Amazon’s S3 is, as the name suggests, simple storage. It allows for the remote storage of static files, and will serve them on request. While it can be advantageous to use on a website, it is not a true content delivery network, as files are served from a single location (the server hosting the bucket). In many cases, the latency of S3 will be greater than that of a well configured server (e.g. running nginx or lighttpd), and it lacks the ability to natively serve gzipped content (one must upload separate copies of the file and specially request the gzipped version).
Given that there is a cost for both storage and requests, it does not seem like a useful solution. However, there are some advantages – S3 will reduce server load somewhat, it will (usually) remain up even if a site’s server goes down, storage does not have to be pre-allocated, and the storage itself is very reliable. In essence, this makes S3 better suited to backups than serving dynamic files.

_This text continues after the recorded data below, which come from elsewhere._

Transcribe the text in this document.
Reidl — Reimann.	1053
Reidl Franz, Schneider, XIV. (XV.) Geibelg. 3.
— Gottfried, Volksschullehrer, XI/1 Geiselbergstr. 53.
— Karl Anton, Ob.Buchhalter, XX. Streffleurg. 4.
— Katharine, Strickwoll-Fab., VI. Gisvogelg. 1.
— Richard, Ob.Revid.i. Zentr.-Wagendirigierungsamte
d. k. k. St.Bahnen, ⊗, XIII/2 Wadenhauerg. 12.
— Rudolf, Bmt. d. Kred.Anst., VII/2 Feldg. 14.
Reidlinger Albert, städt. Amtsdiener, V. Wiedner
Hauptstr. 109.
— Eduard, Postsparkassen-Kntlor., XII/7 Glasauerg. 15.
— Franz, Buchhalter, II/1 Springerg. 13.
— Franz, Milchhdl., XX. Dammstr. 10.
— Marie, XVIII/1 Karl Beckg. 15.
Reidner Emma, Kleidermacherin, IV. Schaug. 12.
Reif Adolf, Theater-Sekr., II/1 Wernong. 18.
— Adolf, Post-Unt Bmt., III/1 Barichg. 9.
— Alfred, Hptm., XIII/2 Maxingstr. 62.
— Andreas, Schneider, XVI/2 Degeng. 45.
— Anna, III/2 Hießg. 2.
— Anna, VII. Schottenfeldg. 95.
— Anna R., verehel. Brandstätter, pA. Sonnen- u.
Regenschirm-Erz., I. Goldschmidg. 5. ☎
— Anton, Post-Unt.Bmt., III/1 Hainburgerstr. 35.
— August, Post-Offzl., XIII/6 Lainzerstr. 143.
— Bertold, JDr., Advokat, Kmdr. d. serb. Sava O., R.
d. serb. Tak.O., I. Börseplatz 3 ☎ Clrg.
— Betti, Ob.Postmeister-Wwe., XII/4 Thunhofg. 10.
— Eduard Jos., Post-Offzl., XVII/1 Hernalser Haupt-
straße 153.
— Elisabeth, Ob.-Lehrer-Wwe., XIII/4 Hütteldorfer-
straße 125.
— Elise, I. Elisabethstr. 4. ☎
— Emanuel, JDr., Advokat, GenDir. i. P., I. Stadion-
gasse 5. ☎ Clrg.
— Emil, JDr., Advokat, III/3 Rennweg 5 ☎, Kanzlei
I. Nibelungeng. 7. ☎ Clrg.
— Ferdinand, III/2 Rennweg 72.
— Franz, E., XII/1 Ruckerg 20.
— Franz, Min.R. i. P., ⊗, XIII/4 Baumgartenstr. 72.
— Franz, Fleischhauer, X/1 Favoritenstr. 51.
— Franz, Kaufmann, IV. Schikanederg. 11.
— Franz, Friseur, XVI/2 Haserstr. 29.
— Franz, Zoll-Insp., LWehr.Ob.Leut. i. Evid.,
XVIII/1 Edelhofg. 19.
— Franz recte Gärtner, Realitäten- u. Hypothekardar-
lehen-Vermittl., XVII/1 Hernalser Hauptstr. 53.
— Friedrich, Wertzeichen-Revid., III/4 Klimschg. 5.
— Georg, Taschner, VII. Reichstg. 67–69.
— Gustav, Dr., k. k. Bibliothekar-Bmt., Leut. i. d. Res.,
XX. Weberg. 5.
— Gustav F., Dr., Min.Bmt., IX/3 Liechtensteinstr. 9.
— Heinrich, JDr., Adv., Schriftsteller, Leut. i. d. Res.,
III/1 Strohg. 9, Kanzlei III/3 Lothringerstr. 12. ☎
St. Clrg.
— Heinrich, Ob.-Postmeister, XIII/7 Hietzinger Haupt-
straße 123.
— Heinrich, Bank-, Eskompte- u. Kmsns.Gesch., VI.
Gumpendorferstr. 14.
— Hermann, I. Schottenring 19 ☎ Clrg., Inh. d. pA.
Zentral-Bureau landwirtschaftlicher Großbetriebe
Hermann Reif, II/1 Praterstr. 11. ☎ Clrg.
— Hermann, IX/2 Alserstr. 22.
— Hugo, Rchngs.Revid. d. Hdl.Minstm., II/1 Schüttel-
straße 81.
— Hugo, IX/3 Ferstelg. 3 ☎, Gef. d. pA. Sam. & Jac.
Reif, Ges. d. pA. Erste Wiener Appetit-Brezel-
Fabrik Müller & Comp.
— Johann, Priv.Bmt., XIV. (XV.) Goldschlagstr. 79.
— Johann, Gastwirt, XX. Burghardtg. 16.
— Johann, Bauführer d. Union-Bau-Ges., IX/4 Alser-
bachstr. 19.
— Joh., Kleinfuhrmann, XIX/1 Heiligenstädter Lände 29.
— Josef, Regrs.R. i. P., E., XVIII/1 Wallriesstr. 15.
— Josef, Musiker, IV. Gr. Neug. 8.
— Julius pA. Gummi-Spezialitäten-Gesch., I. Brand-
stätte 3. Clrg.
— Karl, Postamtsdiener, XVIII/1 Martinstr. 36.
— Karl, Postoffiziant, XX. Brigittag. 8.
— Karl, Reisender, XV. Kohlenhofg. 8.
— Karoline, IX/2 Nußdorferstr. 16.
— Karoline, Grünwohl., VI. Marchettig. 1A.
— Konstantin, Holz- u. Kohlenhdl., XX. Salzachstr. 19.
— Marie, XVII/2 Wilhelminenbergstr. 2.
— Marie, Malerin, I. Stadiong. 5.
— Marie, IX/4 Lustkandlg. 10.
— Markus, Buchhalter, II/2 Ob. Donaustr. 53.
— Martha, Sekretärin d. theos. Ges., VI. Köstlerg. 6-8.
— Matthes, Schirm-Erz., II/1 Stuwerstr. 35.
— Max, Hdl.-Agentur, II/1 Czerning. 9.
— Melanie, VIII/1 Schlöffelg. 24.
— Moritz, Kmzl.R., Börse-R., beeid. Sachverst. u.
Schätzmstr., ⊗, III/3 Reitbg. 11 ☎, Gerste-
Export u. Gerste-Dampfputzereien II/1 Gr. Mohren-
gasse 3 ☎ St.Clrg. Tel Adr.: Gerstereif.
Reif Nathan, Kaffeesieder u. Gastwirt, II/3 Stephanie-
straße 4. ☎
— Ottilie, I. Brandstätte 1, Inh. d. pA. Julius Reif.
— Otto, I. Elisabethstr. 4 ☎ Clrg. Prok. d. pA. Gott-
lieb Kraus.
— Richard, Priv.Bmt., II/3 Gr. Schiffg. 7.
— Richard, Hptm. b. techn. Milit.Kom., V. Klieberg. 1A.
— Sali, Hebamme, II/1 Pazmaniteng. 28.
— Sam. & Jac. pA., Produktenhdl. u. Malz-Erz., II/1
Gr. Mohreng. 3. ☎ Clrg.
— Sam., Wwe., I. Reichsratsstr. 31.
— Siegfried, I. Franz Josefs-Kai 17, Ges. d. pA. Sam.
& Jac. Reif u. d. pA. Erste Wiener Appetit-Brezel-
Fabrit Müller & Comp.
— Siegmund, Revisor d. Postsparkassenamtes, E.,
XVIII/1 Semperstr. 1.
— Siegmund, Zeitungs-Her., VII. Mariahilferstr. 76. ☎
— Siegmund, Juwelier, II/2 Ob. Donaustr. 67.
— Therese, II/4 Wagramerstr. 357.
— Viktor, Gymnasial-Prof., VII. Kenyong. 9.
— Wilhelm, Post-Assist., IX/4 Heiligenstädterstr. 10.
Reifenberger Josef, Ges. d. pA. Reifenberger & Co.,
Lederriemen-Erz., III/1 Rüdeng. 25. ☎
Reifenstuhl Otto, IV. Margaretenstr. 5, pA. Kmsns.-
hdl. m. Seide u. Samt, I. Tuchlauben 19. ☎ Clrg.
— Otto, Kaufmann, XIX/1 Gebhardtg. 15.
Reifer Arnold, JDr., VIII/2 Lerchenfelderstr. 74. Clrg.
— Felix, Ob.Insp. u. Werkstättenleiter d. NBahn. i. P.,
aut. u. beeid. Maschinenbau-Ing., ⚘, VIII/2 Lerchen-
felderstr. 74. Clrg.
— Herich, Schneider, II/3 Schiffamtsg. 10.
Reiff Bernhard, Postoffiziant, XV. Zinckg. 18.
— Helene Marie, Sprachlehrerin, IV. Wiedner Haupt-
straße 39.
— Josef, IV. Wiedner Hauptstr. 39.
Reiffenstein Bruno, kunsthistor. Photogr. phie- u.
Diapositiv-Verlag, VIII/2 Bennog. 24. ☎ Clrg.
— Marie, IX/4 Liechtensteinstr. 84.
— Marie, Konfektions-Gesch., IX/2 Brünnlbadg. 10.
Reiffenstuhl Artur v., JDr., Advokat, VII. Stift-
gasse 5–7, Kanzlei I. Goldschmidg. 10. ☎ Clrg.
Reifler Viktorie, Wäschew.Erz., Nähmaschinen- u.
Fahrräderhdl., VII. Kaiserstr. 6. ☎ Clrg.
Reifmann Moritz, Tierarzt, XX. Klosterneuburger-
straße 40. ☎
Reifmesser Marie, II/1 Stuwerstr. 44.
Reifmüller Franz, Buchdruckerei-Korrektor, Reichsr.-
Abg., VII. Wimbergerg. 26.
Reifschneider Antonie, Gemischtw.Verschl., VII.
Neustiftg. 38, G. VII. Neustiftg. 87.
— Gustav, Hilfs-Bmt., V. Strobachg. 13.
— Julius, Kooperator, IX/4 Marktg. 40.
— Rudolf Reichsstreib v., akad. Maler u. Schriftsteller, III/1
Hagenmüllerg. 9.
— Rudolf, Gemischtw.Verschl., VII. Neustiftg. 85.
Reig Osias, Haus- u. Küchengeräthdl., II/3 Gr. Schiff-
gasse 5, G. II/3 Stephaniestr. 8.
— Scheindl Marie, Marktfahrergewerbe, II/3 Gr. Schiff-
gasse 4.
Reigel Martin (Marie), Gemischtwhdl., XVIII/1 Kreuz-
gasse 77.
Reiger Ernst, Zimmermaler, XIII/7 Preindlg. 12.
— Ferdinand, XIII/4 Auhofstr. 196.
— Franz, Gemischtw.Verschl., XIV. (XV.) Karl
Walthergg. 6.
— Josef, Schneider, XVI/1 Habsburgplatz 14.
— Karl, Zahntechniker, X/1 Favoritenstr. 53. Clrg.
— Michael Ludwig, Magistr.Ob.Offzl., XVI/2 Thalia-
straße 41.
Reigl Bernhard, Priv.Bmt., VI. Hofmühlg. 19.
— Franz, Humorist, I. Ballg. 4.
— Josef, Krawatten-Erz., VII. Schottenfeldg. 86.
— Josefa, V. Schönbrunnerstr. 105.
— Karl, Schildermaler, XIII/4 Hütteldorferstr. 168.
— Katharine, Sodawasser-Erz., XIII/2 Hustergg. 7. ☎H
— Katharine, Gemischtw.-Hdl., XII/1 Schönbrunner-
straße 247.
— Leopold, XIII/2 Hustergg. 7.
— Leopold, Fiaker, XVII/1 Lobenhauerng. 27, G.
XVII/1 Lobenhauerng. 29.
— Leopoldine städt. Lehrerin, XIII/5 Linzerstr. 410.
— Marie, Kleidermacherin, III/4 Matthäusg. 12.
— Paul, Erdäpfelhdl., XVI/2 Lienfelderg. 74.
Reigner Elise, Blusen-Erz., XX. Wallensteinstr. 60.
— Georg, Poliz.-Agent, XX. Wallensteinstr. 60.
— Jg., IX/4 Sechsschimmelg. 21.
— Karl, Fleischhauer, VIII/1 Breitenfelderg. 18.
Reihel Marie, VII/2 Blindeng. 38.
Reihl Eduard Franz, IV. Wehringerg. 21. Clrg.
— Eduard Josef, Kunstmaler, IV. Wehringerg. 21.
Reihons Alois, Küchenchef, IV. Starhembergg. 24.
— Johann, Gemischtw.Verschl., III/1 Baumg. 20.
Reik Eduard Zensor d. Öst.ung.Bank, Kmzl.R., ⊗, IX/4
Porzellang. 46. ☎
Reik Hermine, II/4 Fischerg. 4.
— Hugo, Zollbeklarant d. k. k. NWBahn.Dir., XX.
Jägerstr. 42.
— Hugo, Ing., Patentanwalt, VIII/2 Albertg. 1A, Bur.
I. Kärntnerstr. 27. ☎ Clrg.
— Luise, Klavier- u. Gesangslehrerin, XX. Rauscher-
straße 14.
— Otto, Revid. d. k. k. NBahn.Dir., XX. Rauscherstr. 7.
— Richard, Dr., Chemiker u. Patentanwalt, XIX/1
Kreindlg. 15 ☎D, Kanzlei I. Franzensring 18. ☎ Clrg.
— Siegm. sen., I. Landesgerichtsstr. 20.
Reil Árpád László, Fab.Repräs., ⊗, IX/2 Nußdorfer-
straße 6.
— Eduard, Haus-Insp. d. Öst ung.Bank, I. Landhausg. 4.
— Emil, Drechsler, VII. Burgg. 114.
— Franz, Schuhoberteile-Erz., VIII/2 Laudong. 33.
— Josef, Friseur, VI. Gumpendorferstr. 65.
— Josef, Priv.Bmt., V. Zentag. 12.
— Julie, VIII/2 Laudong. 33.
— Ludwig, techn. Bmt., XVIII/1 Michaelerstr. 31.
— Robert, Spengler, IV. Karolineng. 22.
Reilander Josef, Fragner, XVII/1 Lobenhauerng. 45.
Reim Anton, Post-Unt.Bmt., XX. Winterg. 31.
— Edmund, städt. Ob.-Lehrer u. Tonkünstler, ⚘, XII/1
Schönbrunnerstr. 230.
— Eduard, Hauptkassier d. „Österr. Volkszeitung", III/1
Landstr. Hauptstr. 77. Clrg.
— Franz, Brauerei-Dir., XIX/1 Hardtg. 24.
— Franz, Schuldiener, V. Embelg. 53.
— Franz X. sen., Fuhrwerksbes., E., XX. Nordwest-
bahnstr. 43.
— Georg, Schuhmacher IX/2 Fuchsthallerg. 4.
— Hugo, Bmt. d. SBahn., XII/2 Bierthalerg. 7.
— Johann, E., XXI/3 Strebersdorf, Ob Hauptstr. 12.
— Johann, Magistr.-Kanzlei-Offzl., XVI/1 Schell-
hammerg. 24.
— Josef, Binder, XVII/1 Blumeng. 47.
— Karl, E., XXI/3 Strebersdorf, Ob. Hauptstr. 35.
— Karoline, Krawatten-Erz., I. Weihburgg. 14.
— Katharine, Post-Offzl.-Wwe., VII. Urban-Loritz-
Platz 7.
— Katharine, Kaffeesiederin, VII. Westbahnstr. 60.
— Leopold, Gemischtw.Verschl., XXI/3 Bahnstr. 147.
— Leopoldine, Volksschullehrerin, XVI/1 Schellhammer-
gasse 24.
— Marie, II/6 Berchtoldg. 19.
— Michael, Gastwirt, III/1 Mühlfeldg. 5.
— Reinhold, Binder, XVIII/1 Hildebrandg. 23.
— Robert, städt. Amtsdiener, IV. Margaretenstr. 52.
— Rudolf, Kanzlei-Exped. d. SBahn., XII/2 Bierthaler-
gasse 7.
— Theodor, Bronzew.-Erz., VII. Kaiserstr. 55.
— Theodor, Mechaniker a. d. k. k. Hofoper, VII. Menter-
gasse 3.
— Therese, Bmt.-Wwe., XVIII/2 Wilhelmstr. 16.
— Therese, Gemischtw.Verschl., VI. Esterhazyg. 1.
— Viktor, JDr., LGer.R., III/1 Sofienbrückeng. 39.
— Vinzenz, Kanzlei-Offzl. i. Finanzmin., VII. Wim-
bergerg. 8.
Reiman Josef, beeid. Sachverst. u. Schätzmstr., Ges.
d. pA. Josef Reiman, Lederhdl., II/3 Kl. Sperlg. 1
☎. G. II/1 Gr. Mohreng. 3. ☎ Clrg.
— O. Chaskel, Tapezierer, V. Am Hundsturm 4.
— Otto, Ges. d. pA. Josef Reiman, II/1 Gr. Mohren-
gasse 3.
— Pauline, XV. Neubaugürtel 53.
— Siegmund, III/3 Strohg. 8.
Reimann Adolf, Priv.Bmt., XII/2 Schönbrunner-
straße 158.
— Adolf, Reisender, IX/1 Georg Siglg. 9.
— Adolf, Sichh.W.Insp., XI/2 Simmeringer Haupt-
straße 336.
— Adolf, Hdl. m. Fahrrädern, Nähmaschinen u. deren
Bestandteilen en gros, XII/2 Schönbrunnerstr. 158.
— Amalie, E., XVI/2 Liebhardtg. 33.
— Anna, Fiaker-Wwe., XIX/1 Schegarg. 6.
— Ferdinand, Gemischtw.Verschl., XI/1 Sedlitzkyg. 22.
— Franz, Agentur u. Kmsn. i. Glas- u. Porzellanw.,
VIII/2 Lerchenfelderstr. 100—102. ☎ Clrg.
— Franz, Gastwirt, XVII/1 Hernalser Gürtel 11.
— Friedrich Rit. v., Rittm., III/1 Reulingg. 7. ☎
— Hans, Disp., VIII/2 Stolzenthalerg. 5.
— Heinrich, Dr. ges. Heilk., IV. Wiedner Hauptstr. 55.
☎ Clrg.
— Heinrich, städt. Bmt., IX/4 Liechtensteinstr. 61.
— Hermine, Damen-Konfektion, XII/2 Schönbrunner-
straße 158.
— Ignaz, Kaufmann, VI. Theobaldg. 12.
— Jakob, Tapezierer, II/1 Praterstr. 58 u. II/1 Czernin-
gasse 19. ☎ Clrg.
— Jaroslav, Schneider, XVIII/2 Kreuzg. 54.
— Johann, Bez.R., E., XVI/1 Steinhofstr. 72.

Amazon’s Cloudfront shares many of the characteristics of S3, with the significant exception that it content is distributed to servers globally and served from the nearest server, thereby decreasing latency. For static content Cloudfront can provide an advantage, if you are trying to get that extra bit of performance out of a site.
Migrating from S3 to Cloudfront can be a simple matter, especially if a site accesses S3 through a CNAME.
As mentioned above, sn S3 bucket can be referenced through a CNAME, the only condition is that the CNAME must match the bucket name. If one has this setup already, the migration to Cloudfront is trivial and can be accomplished with no downtime in a matter of minutes. The following provides a brief outline of the procedure to accomplish this.
In order to use Cloudfront, you must sign up for it (even though it is accessible through the AWS console, you cannot actually use it until you have signed up). An email will be sent to you confirming the completion of your Cloudfront registration.
Once you have subscribed, you can create a new distribution (using S3 as the origin), from the AWS console.
- Login to the AWS console, and under the Amazon Cloudfront tab, click ‘Create Distribution’.
- Choose the S3 bucket you currently use, and enter the CNAME that you reference that S3 bucket by. The other, default settings, can remain unchanged:
- Delivery method: Download
- Logging: Off,
- Distribution status: Enabled).
- Click Create
Once you click create, a new distribution will be listed with the status ‘InProgress’, after a few minutes, that will change to ‘Deployed’. This distribution will list a domain name by which it can be accessed.
If you wish, you may test that things are working by accessing a file that is on the S3 origin bucket, through the Cloudfront domain.
For example, if you have:
- cache.example.com as a CNAME pointing to cache.example.com.s3.amazonaws.com
- a file in the root of the above bucket called, test.txt
- i.e.: http://cache.example.com/test.txt
- and the domain of your Cloudfront distribution is abcd.cloudfront.net
You can access the above file, through Cloudfront: http://abcd.cloudfront.net/test.txt
At this point, the Cloudfront part of the setup is done. Of course, since your site still points to S3, it is not using Cloudfront yet. This, however, is a simple matter of updating your DNS entries (again, provided that the site originally was using S3, and referenced it through a CNAME).
If you are using your domain registrar’s nameservers, you will need to login to your domain registrar to update your DNS settings, otherwise, you will simply modify the entry on your nameserver (e.g. BIND, TinyDNS, etc). If you have setup a local DNS server in addition to the authoritative nameservers (i.e. from your registrar), do not forget to update that as well.
You can use dig or nslookup to see when your DNS change has propagated.
The reason that this does not result in any downtime, is because, for a site previously using S3, the DNS already points to S3 – you are not changing any code on your site for this. Cloudfront will only fetch and serve files that it receives requests for. As such, a user to which the updated DNS change has not propagated to will request the file from S3, while one who has received the updated DNS information, will request the file from S3.
In theory, the same procedure should transitioning from static content served from any subdomain (even if it is not S3 backed). Cloudfront would be setup to use a custom origin, and the DNS entry for the subdomain changed to point to the Cloudfront domain. As the files are never removed from the subdomain, and no code is changed, the shift should be transparent, and occur without downtime.
As a final note, Cloudfront does not expire files instantly – it will obey the cache-control header settings. As a result, updating a file on S3, will not immediately cause the file being served by Cloudfront to be updated. One solution to this is to include a version on each file, and when your site requests the new file, Cloudfront will fetch the new file from S3 before serving it.
Great posts on your blog about AWS. Would love to see more of them. Would you be willing to do one on saving a custom AMI for future use? And/or one on backing up data files so that you can restore them separately from the AMI?
Thanks for the comment – glad you find the posts useful. I certainly can do both of those – I think I have notes on saving a custom AMI from before I started using EBS-root AMIs, and there are two ways I typically back up files separate from an AMI – either in the form of an EBS volume, or using S3 (individual files or snapshots), which I can also write about. Thanks for the suggestions, I’ll certainly add them to my list of articles to write.